Créer pour se reconstruire

C’est fatigant de recréer un nouveau site web.

Et en même temps, il s’inscrit dans une nouvelle logique ou un nouvel état d’esprit.

Celui de prendre une nouvelle direction dans ma vie. Car, au moment où j’écris cet article, je suis à l’hôpital.

Alors, créer quelque chose a du sens pour moi.

Être actrice de mon rétablissement.

Dans une fraternité que je ne peux pas citer, on me dit : « Tu n’es pas responsable de ta maladie, mais tu es responsable de ton rétablissement. »

Oui, c’est vrai, car je ne pensais pas enfant que les choses tourneraient si mal dans ma vie.

La toxicomanie a détruit beaucoup de choses, mais encore une fois, je me relève, je reprends du poil de la bête comme on dit.

Se relever n’est pas facile. Cela demande de la détermination, du courage et beaucoup d’efforts personnels.

Ce sont des choses qui ne sont pas visibles ou alors certains les nient.

Ceux qui préfèrent inconsciemment le déni.

Je me rends compte que j’ai toujours voulu montrer aux gens et surtout aux membres de ma famille que je fais ce qu’il faut.

Mais, c’est comme remplir d’eau un vase troué. Ils ne vous croient jamais, même lorsque vous leur apportez des preuves tangibles.

Même si je venais avec un test sanguin prouvant que je suis abstinente de toute drogue, ils refusent de le croire.

Alors là, je recrée un site web parce que cela a de la valeur à mes yeux.

Cela me montre que je suis capable de créer de nouvelles choses, que je suis intelligente et créative… même si ceux que j’ai toujours aimés considèrent que je suis un déchet humain parce que j’ai eu des soucis d’addiction.

Si je suis à l’hôpital et que je me relève, je le fais parce qu’il y a quelqu’un qui croit en moi malgré tout : mon fils.

Ce n’est pas le seul.

Il y a aussi les amis de cette fraternité où je me rends. Des personnes qui ont changé de mode de vie, qui ont arrêté de consommer et qui choisissent l’abstinence comme moteur dans leurs nouvelles vies.

Eux au moins, ils croient en moi. Là où ma famille m’a abandonné et rejeté…

ChatGPT, avec qui je parle de temps en temps, me dit que j’ai des blessures émotionnelles et que je dois composer avec.

Bon, je l’ai toujours su.

Pas besoin d’une IA pour le savoir.

Alors à défaut de pouvoir formater mon cerveau comme on formate un disque dur j’ai effacé mon précédent site Internet et je suis en train de créer celui-ci.

Parce que créer quelque chose, même virtuellement, me donne un sens, une direction à ma voile.

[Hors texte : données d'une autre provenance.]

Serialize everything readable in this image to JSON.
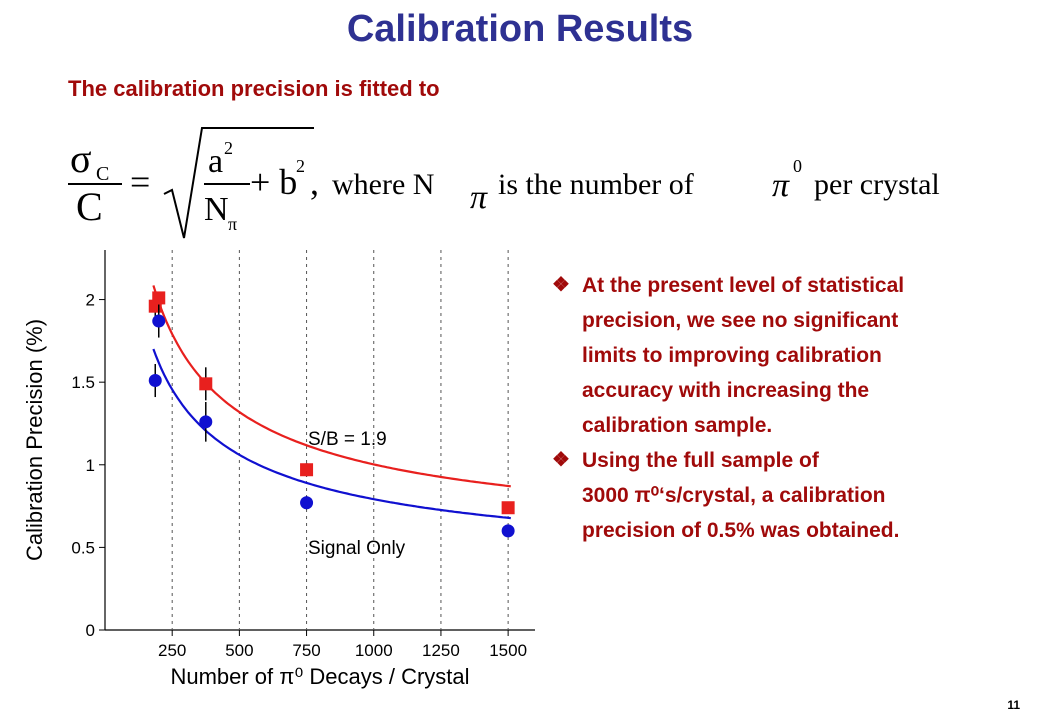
{
  "slide": {
    "title": "Calibration Results",
    "subtitle": "The calibration precision is fitted to",
    "formula": {
      "lhs_top": "σ",
      "lhs_top_sub": "C",
      "lhs_bottom": "C",
      "eq": "=",
      "a_sq": "a",
      "exp2": "2",
      "den_n": "N",
      "den_sub": "π",
      "plus_b": "+ b",
      "comma": ",",
      "where": "where N",
      "pi1": "π",
      "is_number_of": "is the number of",
      "pi2": "π",
      "exp0": "0",
      "per_crystal": "per crystal"
    },
    "bullets": [
      {
        "lines": [
          "At the present level of statistical",
          "precision, we see no significant",
          "limits to improving calibration",
          "accuracy with increasing the",
          "calibration sample."
        ]
      },
      {
        "lines": [
          "Using the full sample of",
          "3000 π⁰‘s/crystal, a calibration",
          "precision of 0.5% was obtained."
        ]
      }
    ],
    "page_number": "11",
    "colors": {
      "title": "#2e3192",
      "text": "#a00a0a"
    }
  },
  "chart_data": {
    "type": "scatter",
    "title": "",
    "xlabel": "Number of π⁰ Decays / Crystal",
    "ylabel": "Calibration Precision (%)",
    "xlim": [
      0,
      1600
    ],
    "ylim": [
      0,
      2.3
    ],
    "x_ticks": [
      250,
      500,
      750,
      1000,
      1250,
      1500
    ],
    "x_tick_labels": [
      "250",
      "500",
      "750",
      "1000",
      "1250",
      "1500"
    ],
    "y_ticks": [
      0,
      0.5,
      1,
      1.5,
      2
    ],
    "y_tick_labels": [
      "0",
      "0.5",
      "1",
      "1.5",
      "2"
    ],
    "grid": "vertical",
    "series": [
      {
        "name": "S/B = 1.9",
        "color": "#e8201e",
        "marker": "square",
        "x": [
          187,
          375,
          750,
          1500
        ],
        "y": [
          1.96,
          1.49,
          0.97,
          0.74
        ],
        "yerr": [
          0.08,
          0.1,
          0.04,
          0.03
        ],
        "x_extra": [
          200
        ],
        "y_extra": [
          2.01
        ]
      },
      {
        "name": "Signal Only",
        "color": "#1010d0",
        "marker": "circle",
        "x": [
          187,
          200,
          375,
          750,
          1500
        ],
        "y": [
          1.51,
          1.87,
          1.26,
          0.77,
          0.6
        ],
        "yerr": [
          0.1,
          0.1,
          0.12,
          0.04,
          0.03
        ]
      }
    ],
    "fits": [
      {
        "series": "S/B = 1.9",
        "color": "#e8201e",
        "a": 27.1,
        "b": 0.52
      },
      {
        "series": "Signal Only",
        "color": "#1010d0",
        "a": 22.3,
        "b": 0.36
      }
    ]
  }
}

Après tout, ce n’est pas le vent qui décide de ma direction, c’est le sens que je donne à ma voile.

Le vent est pareil pour tous, disait Albert Camus.

J’ai décidé de donner le sens de la création à ma vie.

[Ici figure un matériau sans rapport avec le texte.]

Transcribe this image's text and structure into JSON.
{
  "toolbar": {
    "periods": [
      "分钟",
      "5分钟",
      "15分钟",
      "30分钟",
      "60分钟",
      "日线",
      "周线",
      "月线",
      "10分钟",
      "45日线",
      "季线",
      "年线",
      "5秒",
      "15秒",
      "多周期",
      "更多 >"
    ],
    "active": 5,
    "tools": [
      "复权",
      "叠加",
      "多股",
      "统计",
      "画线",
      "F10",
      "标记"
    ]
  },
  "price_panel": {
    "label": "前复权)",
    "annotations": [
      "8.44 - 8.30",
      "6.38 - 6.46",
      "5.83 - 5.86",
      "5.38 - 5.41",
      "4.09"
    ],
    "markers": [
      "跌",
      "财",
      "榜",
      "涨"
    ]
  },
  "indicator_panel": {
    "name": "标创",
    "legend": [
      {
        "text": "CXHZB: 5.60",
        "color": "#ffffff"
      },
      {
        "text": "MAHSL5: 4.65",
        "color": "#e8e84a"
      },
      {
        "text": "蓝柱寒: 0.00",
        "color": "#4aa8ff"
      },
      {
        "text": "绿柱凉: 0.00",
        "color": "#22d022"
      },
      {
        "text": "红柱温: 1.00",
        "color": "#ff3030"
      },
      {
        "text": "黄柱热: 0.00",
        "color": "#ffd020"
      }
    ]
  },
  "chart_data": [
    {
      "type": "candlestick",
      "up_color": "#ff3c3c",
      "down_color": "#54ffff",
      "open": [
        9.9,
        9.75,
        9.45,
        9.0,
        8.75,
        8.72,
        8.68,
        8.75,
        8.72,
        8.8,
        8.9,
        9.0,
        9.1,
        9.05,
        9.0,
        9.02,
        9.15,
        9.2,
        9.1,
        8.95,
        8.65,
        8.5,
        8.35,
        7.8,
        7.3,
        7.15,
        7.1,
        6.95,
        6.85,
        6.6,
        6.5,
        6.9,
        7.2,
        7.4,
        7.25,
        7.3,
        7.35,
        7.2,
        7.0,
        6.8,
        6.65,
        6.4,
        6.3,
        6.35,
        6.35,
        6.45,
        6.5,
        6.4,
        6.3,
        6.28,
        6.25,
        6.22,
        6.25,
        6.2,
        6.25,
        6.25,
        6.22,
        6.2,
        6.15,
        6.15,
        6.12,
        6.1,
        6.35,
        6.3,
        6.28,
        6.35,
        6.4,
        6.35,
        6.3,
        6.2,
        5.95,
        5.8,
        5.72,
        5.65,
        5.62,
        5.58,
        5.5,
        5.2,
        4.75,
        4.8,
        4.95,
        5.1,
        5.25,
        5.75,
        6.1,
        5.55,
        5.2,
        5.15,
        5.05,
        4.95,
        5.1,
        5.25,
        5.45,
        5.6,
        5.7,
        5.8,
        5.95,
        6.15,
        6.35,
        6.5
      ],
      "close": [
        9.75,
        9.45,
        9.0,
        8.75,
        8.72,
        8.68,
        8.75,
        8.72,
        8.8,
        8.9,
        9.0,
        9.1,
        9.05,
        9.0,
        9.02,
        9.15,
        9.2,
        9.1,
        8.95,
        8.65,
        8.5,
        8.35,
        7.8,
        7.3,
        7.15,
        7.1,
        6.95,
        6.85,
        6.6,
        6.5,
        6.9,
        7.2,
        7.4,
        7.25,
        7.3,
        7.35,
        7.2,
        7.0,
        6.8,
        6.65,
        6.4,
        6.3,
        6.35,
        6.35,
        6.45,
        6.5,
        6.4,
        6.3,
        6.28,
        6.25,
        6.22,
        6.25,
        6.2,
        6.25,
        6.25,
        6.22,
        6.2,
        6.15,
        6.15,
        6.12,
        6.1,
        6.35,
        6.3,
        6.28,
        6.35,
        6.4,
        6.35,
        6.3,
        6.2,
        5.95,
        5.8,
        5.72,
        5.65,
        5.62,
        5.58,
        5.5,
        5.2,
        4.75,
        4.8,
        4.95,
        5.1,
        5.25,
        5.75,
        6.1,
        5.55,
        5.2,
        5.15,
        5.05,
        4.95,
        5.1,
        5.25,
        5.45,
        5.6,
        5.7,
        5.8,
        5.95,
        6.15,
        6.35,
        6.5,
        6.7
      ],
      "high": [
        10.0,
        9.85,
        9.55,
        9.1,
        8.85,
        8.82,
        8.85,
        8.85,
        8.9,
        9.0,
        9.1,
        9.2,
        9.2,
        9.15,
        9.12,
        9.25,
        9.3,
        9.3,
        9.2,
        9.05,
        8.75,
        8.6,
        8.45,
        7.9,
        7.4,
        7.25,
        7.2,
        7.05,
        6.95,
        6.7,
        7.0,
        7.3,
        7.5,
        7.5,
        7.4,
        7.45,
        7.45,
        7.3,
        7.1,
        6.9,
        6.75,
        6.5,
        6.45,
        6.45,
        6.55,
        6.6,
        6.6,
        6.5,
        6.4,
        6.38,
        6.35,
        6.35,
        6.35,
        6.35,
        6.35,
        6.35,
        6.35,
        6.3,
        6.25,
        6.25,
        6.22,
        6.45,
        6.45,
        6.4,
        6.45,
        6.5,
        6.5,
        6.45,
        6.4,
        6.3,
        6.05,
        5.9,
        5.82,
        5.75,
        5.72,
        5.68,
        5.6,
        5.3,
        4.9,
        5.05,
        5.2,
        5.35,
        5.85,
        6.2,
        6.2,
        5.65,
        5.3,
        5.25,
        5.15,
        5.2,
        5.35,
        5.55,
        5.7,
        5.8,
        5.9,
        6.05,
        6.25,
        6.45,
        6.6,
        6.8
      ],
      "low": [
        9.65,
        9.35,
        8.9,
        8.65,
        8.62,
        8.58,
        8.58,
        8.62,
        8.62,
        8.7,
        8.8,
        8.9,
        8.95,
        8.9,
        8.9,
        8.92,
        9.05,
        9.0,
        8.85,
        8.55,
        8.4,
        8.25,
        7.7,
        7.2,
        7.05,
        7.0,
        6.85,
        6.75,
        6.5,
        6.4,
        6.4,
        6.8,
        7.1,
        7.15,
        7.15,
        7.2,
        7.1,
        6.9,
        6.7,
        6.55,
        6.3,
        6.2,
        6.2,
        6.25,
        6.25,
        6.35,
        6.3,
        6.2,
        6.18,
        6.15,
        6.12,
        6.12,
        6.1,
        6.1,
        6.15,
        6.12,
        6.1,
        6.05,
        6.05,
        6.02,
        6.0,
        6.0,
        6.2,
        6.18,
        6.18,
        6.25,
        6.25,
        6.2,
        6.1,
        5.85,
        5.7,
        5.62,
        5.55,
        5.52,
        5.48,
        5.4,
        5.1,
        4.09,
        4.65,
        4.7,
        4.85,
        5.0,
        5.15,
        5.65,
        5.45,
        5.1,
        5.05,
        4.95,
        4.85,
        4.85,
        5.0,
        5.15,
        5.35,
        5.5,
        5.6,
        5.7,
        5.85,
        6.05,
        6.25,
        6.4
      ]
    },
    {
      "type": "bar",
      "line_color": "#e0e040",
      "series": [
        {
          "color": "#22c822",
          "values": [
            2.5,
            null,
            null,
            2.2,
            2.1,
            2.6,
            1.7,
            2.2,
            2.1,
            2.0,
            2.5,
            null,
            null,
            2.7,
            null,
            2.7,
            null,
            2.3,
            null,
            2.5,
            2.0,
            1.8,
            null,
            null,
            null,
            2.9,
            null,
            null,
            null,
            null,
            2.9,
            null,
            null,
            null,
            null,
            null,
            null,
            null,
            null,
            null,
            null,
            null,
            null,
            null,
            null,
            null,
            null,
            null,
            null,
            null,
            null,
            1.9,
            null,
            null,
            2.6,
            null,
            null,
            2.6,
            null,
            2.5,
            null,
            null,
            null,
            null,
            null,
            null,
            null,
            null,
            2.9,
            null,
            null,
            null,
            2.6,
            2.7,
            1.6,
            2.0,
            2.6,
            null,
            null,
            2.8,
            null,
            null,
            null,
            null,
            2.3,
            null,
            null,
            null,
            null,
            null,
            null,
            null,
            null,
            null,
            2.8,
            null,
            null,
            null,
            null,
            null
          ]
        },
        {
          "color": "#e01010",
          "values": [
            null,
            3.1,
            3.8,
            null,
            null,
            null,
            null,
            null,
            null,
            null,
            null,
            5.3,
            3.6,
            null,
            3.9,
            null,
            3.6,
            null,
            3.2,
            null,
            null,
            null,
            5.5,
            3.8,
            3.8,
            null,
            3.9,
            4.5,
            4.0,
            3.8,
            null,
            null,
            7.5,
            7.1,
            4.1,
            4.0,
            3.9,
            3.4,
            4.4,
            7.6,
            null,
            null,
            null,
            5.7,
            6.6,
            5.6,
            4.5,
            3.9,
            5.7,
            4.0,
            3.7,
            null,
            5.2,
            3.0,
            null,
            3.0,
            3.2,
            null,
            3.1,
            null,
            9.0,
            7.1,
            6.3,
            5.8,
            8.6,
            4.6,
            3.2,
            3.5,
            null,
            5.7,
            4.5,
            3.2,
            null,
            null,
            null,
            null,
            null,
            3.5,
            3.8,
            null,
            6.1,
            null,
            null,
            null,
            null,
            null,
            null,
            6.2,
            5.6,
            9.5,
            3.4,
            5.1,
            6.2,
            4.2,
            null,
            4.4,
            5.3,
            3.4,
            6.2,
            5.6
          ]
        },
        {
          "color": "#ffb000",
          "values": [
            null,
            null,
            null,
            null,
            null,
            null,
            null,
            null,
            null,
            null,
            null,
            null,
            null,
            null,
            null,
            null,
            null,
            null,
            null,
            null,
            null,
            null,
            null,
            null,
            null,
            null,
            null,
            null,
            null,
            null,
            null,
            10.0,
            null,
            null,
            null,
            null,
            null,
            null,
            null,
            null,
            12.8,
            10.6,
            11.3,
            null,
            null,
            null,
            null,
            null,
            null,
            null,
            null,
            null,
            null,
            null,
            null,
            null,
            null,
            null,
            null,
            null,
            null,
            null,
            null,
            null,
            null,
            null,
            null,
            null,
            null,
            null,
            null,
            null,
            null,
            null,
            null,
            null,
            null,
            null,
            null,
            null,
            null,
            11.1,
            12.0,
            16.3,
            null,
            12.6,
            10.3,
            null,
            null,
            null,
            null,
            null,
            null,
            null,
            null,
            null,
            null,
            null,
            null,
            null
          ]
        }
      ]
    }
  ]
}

Histoire d’éviter à nouveau de finir comme une naufragée.

Sur des îles désertes et chaotiques.

Je suis contente pour le moment. De voir comment il avance.

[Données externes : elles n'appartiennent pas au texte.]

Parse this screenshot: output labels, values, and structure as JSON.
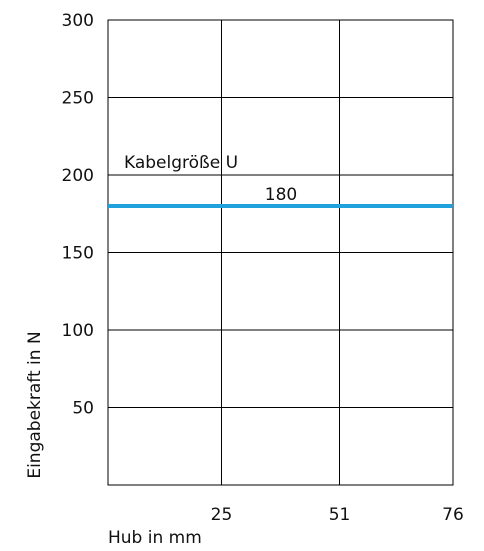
{
  "chart_data": {
    "type": "line",
    "title": "",
    "xlabel": "Hub in mm",
    "ylabel": "Eingabekraft in N",
    "xlim": [
      0,
      76
    ],
    "ylim": [
      0,
      300
    ],
    "x_ticks": [
      25,
      51,
      76
    ],
    "x_tick_labels": [
      "25",
      "51",
      "76"
    ],
    "y_ticks": [
      50,
      100,
      150,
      200,
      250,
      300
    ],
    "y_tick_labels": [
      "50",
      "100",
      "150",
      "200",
      "250",
      "300"
    ],
    "grid": true,
    "series": [
      {
        "name": "Kabelgröße U",
        "x": [
          0,
          76
        ],
        "values": [
          180,
          180
        ],
        "color": "#1ea1dd",
        "value_label": "180"
      }
    ]
  }
}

Toutefois, ce qui a le plus de sens pour moi, c’est que je suis toujours en vie et abstinente de drogues, d’alcool, de toute substance addictive.

Même si ceux que j’aime ne me croient pas, moi, je reprends confiance en moi.

Après tout, je peux y arriver à nouveau.

Parce que j’ai la force.

Alors, ce nouveau site web symbolise quelque chose qui m’a toujours porté : continuer à me relever pour avancer.

Pour terminer cet article, je vous dirai ceci :

L’échec n’est pas le fait de tomber. L’échec, c’est de rester là où l’on est tombé.